TAKING A CLOSER LOOK AT HYBRIDS AND BIOMASS
The market for renewable energy based heating systems has been clearly defined as one for people who are off the mains gas grid or understand that new build properties (mainly self –builds) can benefit the most.
For the twenty two million homes on the gas grid, what are the options, given that the majority of these properties are old and harder to heat than new builds? Gas prices, despite their volatility, are still relatively low and for those on the grid it is hard to justify the higher cost of a renewable energy based solution – such as a high temperature heat pump or biomass boiler – that is suitable for the property.
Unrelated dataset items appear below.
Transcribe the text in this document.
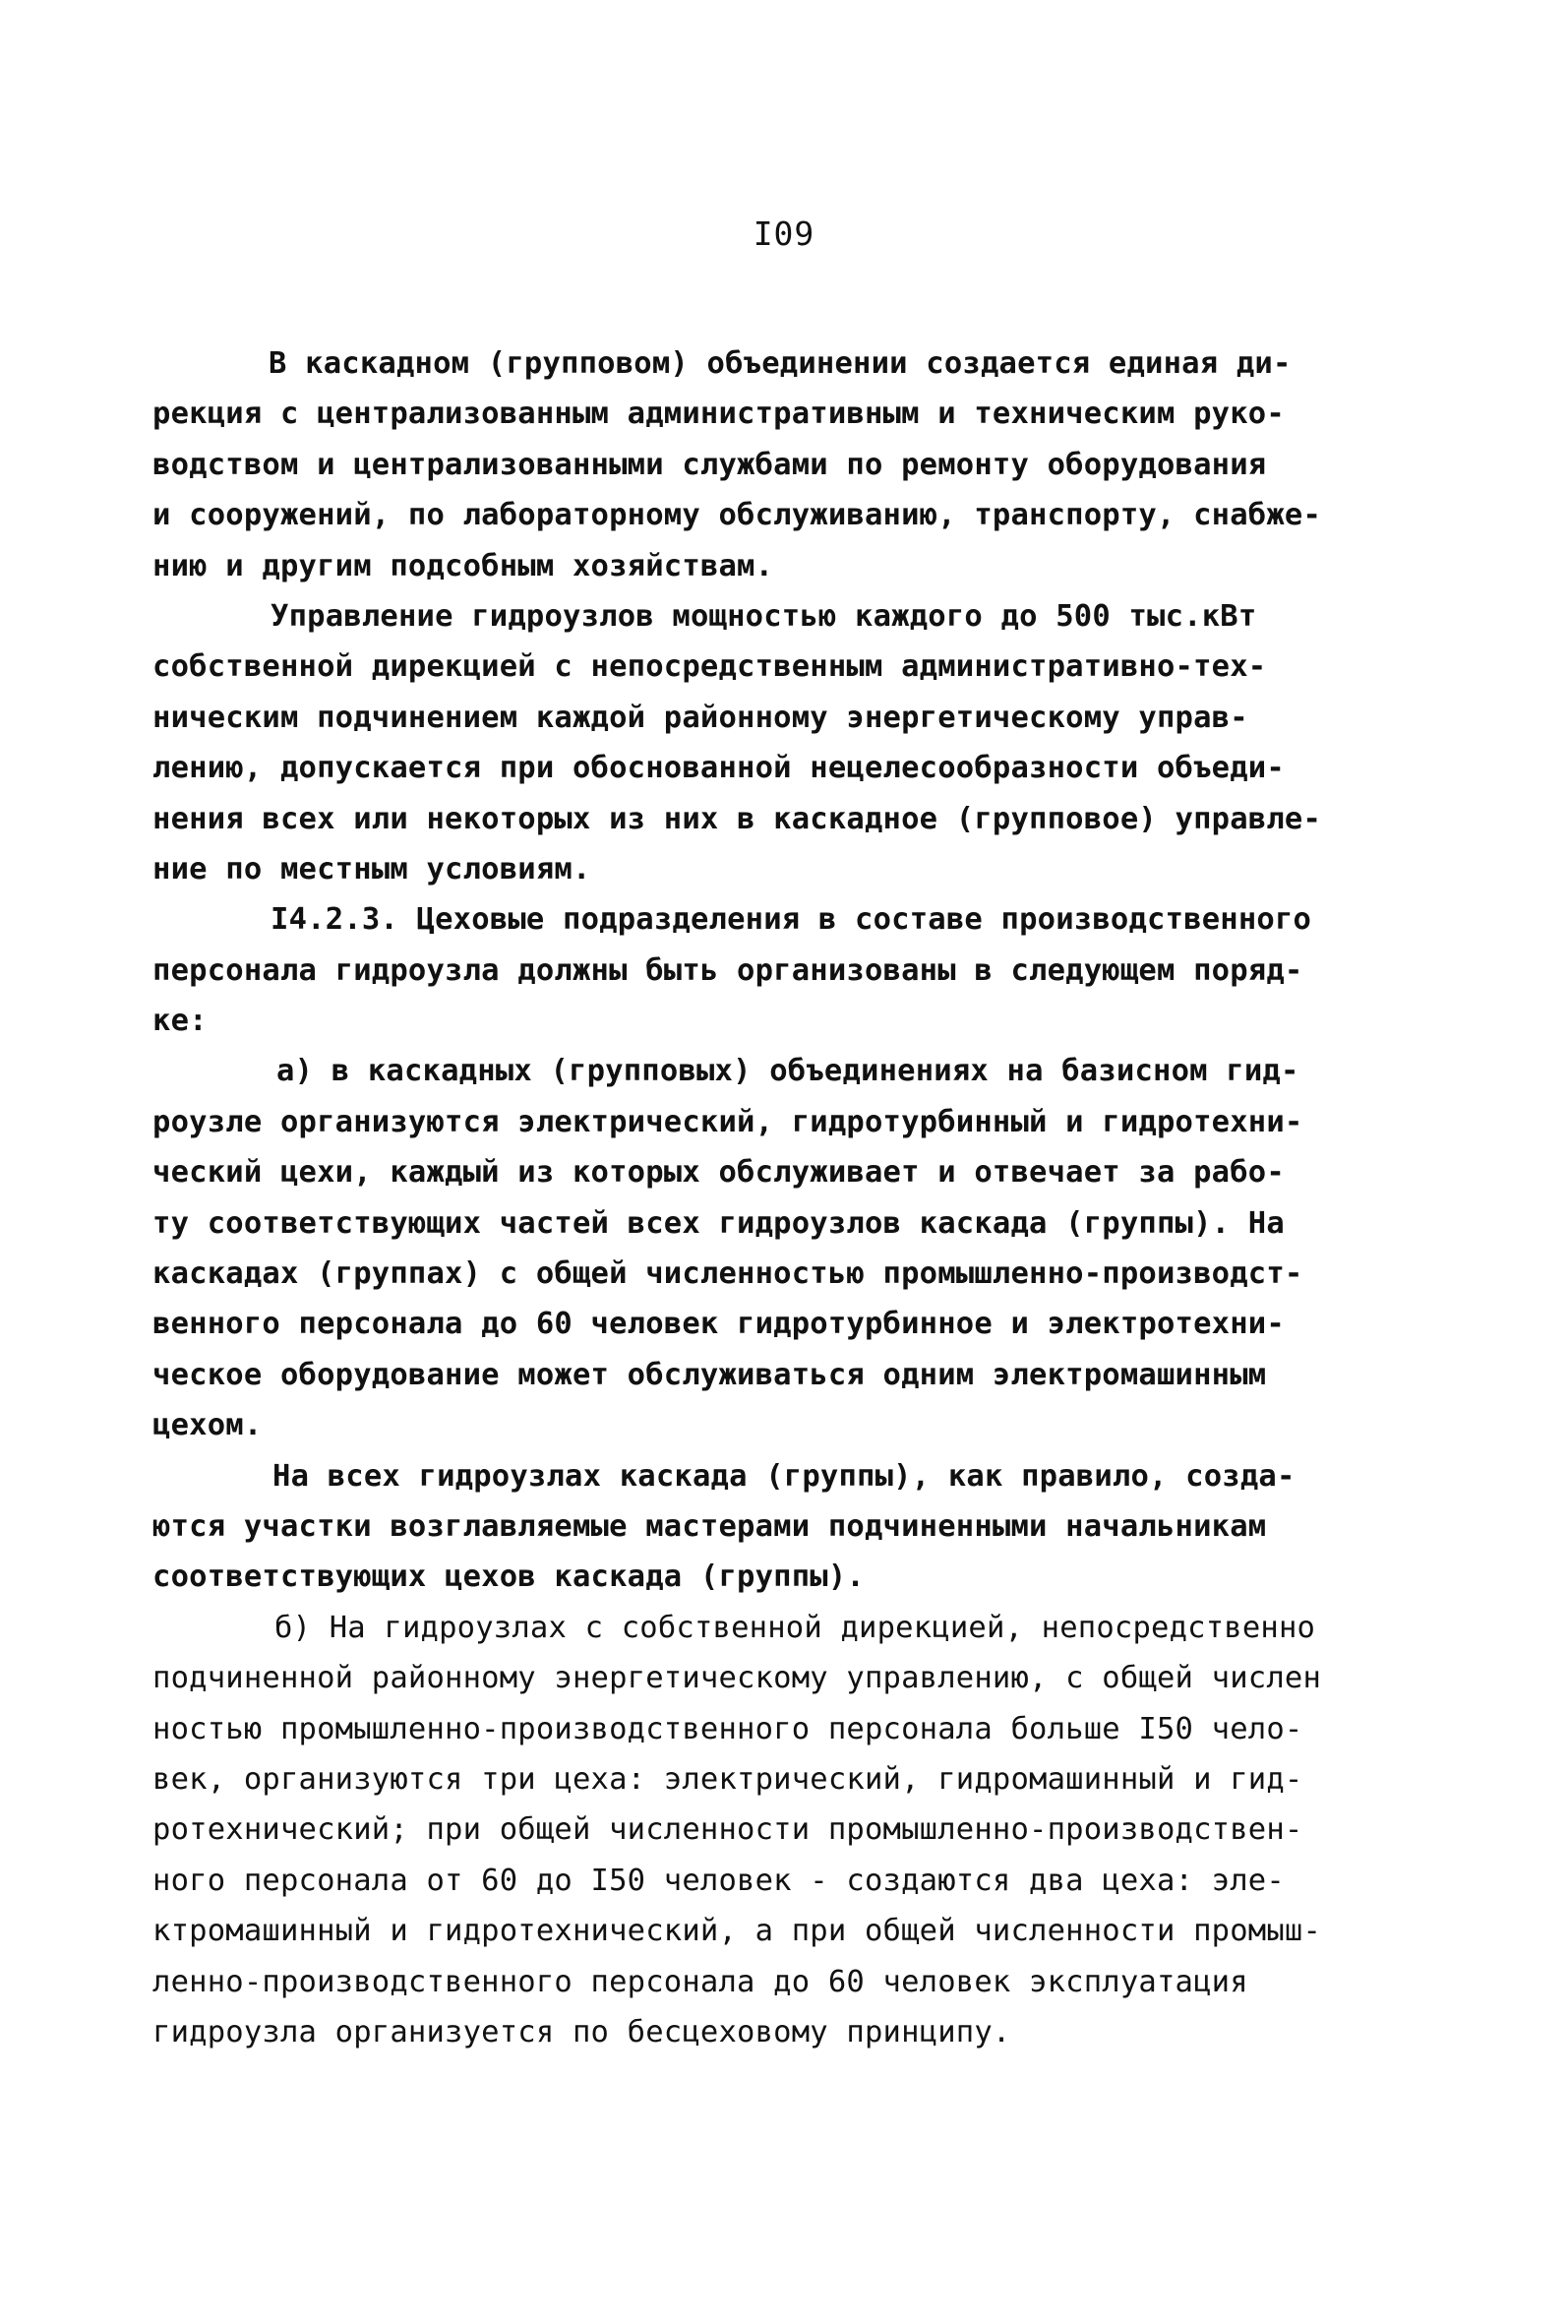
I09
В каскадном (групповом) объединении создается единая ди-
рекция с централизованным административным и техническим руко-
водством и централизованными службами по ремонту оборудования
и сооружений, по лабораторному обслуживанию, транспорту, снабже-
нию и другим подсобным хозяйствам.
Управление гидроузлов мощностью каждого до 500 тыс.кВт
собственной дирекцией с непосредственным административно-тех-
ническим подчинением каждой районному энергетическому управ-
лению, допускается при обоснованной нецелесообразности объеди-
нения всех или некоторых из них в каскадное (групповое) управле-
ние по местным условиям.
I4.2.3. Цеховые подразделения в составе производственного
персонала гидроузла должны быть организованы в следующем поряд-
ке:
а) в каскадных (групповых) объединениях на базисном гид-
роузле организуются электрический, гидротурбинный и гидротехни-
ческий цехи, каждый из которых обслуживает и отвечает за рабо-
ту соответствующих частей всех гидроузлов каскада (группы). На
каскадах (группах) с общей численностью промышленно-производст-
венного персонала до 60 человек гидротурбинное и электротехни-
ческое оборудование может обслуживаться одним электромашинным
цехом.
На всех гидроузлах каскада (группы), как правило, созда-
ются участки возглавляемые мастерами подчиненными начальникам
соответствующих цехов каскада (группы).
б) На гидроузлах с собственной дирекцией, непосредственно
подчиненной районному энергетическому управлению, с общей числен
ностью промышленно-производственного персонала больше I50 чело-
век, организуются три цеха: электрический, гидромашинный и гид-
ротехнический; при общей численности промышленно-производствен-
ного персонала от 60 до I50 человек - создаются два цеха: эле-
ктромашинный и гидротехнический, а при общей численности промыш-
ленно-производственного персонала до 60 человек эксплуатация
гидроузла организуется по бесцеховому принципу.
Heat pump and boiler manufacturers understand this and are now developing and marketing a new “hybrid” alternative. The Department for Energy and Climate Change (DECC) has researched this market and sees strong potential for hybrid, given that the fossil fuel boiler market is not likely to decline any time soon. This is good news as it provides a fresh alternative to the other two camps of fuel only or renewable only installations.
By widening the renewable market, hybrids offer greater choice and flexibility. A major benefit is that they will help us to reduce running costs and carbon emissions, whilst allowing us to revert to fossil fuels to power us through the worst of the UK winter months.
A hybrid system offers good economies as the system is set up to understand the cost of the energy tariffs and it decides if it should run on mains gas (or oil & LPG) or its heat pump. With rising gas prices, the economics then favour the heat pump as the gap between the cost of electricity and gas widens as gas prices increase. The UK climate actually will allow the use of the heat pump for between 60-75% of the heating season. Some systems also allow boiler or heat pump only modes, as well as parallel running.
For most UK homes space is often important and something that more traditional renewables based systems fall foul of. Vendors’ offerings vary – some have fully integrated solutions combining the fuel boiler and heat pump indoor unit, whilst others have separates. Combination boiler models are ideal for space limited installations.
So the UK renewables market finally has a middle ground solution to meet our growing energy and CO2 emission challenges.
Meanwhile in the field of renewables only, biomass tariffs (under the Renewable Heat Incentive, RHI) are available to both commercial and domestic users, Wood pellet boilers are attracting interest from all sectors of the market including homeowners and commercial users. For the domestic RHI scheme, homeowners can claim over seven years with tariffs designed to account for twenty years of heating. The domestic tariff has been set at 12.2 p/kWh. The payment will be based on the heating requirement as defined by a Green Deal approved home energy assessment as documented in the resulting Energy Performance Certificate (EPC).
Installers offering their services need to comply with the Microgeneration Certification Scheme (MCS) for all installations up to 70kW of capacity. For commercial installations additional rules apply for more complex installations. Having understood the financial incentives on offer to migrate from fossil fuel based boilers, the installer should explain to the customer some of the requirements of operating a wood pellet boiler. Firstly there will be similar requirements for the provision of an approved flue system. This is no different to any device that requires combustion for its operation. The need to store the pellets is also no more onerous than locating a bulk storage tank for heating oil or LPG.
Care should be taken however with the distance of the pellet store and how it is located in relation to the boiler. Ventilation is a consideration as wood pellets must not become damp and give off carbon monoxide when stored in bulk. Today’s modern pellet boilers offer user friendly and low maintenance features such as self-loading, self-lighting and self-cleaning. On balance the case for wood pellet boilers under the RHI schemes make this form of heating most compelling.